L’insegnante agisce da facilitatore, creando un’atmosfera non minacciosa ma di sostegno in cui gli studenti possono esprimersi liberamente e accettare dei rischi. Attraverso le discussioni, le minilezioni e la dimostrazione, gli studenti possono ricevere aiuto personalizzato e mirato ai bisogni individuali.

Gli approcci globale e strategico all’insegnamento della scrittura presentano diverse analogie con altri approcci messi a punto da insegnanti costruttivisti:

  1. gli studenti costruiscono la loro conoscenza attraverso l’interazione con un adulto più competente;
  2. gli insegnanti incoraggiano gli studenti ad applicare le conoscenze che già possiedono a nuovi compiti, compresa la trasformazione creativa delle abilità o dei processi dimostrati dall’insegnante;
  3. l’insegnante valuta continuamente la competenza degli studenti e in base a questa struttura l’insegnamento;
  4. gli studenti e l’insegnante discutono in modo (135) libero sul loro lavoro;
  5. gli studenti si scambiano reciprocamente aiuto e feedback;
  6. vengono accettati i diversi ritmi individuali con cui gli studenti fanno progressi;
  7. viene posta la massima enfasi sull’apprendimento attraverso la comprensione profonda.

Benché gli insegnanti applichino gli approcci globale e strategico alla scrittura in maniera diversa, rimane centrale in entrambi gli approcci l’enfasi sulla “scoperta guidata” e sulla costruzione individuale della conoscenza.

Nei suoi studi che esaminano il National Writing Project, Pritchard (1987) osservò che gli alunni degli insegnanti che utilizzavano l’approccio strategico scrivevano in genere meglio rispetto agli alunni dei programmi tradizionali di composizione. Inoltre, gli insegnanti che parteciparono agli studi del National Writing Project acquisirono una maggiore sicurezza di sé come insegnanti di educazione linguistica. (136)

Uno dei principi fondamentali degli approcci globale e strategico: il modo migliore di insegnare a scrivere è semplicemente lasciare che gli alunni scrivano (Graves, ‘83). (140)
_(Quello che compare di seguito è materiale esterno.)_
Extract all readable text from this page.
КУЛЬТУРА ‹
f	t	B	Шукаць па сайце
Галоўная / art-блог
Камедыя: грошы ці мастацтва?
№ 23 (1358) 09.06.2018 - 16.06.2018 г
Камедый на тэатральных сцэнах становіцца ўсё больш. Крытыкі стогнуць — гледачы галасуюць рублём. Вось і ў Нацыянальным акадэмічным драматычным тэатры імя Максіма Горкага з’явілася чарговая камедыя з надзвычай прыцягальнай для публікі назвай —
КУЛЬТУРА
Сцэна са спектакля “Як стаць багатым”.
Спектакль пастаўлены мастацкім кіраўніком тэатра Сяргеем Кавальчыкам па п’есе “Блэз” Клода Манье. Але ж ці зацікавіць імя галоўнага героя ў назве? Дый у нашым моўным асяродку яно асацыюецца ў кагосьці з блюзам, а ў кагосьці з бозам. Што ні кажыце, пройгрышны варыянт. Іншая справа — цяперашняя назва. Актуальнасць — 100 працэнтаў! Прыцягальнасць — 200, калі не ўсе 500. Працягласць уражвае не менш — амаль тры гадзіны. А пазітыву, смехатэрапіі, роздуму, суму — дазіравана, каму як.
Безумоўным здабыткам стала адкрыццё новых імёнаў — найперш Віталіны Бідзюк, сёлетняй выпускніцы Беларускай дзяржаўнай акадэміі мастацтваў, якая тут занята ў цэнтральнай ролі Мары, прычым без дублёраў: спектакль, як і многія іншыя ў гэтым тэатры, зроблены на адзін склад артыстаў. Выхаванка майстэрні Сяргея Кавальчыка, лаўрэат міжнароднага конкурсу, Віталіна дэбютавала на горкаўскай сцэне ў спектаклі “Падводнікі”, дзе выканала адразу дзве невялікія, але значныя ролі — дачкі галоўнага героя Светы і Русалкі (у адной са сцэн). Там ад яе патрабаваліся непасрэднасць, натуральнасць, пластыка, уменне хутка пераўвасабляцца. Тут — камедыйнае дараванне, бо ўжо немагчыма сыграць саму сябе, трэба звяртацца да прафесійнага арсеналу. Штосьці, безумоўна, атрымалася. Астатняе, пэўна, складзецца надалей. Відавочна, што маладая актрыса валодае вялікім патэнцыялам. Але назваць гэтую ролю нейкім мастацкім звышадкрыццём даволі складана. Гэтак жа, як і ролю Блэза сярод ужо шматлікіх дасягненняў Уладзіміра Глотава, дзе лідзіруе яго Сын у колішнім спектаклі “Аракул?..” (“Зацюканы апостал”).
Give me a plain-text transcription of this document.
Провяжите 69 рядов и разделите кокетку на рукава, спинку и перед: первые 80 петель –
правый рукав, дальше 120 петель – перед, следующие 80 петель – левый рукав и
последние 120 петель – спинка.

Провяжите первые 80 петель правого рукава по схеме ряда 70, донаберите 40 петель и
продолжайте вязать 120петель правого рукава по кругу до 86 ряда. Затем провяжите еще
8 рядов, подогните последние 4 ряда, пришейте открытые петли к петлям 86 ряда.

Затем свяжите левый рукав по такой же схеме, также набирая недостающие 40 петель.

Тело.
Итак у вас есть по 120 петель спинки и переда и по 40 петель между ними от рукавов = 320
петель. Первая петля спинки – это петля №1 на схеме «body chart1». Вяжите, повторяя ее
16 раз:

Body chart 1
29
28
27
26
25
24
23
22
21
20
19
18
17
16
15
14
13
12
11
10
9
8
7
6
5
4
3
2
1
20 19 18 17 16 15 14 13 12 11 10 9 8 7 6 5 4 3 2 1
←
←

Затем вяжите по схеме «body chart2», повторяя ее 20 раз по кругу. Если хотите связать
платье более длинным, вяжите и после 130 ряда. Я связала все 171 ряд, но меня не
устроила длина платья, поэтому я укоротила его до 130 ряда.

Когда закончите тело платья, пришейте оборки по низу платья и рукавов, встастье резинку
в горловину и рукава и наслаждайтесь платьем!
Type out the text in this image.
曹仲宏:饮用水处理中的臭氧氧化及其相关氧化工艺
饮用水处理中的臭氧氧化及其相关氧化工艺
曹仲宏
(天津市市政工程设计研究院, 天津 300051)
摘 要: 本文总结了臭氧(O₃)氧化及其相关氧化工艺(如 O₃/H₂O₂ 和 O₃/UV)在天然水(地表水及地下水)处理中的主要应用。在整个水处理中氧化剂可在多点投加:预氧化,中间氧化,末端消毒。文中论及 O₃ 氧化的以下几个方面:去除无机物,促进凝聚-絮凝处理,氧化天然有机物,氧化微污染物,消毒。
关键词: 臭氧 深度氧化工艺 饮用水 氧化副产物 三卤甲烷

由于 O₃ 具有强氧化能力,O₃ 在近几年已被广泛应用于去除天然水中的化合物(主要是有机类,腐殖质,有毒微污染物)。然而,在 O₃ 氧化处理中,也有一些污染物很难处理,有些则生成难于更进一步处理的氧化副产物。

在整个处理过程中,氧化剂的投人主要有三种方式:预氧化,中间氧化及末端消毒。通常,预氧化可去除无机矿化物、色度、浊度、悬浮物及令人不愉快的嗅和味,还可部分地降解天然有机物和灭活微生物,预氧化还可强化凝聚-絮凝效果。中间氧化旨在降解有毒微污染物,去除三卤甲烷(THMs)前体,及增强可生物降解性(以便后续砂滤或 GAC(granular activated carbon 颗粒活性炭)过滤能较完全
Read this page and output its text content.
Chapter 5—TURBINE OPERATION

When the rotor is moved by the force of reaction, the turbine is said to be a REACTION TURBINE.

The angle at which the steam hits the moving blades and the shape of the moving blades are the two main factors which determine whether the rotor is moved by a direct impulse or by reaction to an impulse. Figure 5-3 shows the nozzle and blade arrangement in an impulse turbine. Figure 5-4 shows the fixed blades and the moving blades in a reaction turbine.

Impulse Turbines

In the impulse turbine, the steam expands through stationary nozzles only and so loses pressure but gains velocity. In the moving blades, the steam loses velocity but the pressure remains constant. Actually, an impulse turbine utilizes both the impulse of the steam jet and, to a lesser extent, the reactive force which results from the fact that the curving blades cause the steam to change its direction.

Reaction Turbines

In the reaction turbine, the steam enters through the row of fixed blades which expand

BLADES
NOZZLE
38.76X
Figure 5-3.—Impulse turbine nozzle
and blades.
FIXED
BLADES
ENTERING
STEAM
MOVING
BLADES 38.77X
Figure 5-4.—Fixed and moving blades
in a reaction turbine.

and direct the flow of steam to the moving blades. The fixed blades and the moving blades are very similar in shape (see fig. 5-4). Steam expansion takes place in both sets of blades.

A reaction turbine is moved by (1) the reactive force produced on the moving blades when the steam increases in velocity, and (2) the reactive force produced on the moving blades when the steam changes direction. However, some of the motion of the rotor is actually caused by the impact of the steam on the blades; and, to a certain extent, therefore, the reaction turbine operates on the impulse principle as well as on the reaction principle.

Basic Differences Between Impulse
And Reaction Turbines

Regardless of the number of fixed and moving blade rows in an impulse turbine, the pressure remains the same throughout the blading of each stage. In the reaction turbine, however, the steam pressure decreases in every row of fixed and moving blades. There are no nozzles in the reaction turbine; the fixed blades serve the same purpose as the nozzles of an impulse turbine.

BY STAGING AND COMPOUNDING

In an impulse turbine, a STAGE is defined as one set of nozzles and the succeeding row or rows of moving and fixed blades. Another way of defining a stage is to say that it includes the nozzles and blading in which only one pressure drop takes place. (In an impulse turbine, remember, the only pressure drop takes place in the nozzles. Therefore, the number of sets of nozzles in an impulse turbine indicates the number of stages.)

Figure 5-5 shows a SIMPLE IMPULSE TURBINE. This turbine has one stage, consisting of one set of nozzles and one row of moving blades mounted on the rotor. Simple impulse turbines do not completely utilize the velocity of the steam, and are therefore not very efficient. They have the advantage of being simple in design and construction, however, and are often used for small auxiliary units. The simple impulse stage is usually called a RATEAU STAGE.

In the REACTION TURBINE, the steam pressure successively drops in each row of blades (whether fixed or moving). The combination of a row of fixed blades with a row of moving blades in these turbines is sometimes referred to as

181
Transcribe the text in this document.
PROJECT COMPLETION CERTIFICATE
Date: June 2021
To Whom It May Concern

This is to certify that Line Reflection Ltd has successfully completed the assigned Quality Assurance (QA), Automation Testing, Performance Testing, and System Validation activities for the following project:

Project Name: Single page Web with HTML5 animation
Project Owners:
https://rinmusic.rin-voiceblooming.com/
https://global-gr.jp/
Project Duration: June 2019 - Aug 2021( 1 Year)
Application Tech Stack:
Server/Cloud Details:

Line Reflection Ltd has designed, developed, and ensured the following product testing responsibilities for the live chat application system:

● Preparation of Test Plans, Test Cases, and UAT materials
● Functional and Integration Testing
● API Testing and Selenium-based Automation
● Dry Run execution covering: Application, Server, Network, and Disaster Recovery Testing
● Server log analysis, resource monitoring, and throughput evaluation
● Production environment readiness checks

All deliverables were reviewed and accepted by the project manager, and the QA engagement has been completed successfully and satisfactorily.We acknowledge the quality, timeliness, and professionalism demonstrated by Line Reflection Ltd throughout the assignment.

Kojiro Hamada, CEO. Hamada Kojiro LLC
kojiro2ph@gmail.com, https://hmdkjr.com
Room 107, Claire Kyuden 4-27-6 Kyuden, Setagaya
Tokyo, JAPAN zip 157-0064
Un altro vantaggio potenziale degli approcci strategico e globale è dato dal fatto che molti dei principi che stanno alla base di questi approcci, come la scelta autonoma, la padronanza profonda dei processi di scrittura, l’autovalutazione dei testi prodotti, la collaborazione tra gli alunni e l’ambiente che stimola la scrittura, mirano a creare condizioni ambientali considerate positive per lo sviluppo dell’autoregolazione e della fiducia in se stessi. Entrambi sono elementi importanti per diventare un abile scrittore. Gli scrittori abili si pongono delle mete e, per raggiungerle, modificano strategicamente le condizioni ambientali e gli strumenti cognitivi a loro disposizione; infine, valutano i loro progressi, adattando e spostando risorse e obiettivi a seconda delle necessità. Scrivere bene non è automatico: richiede intenzionalità e capacità di gestire le risorse.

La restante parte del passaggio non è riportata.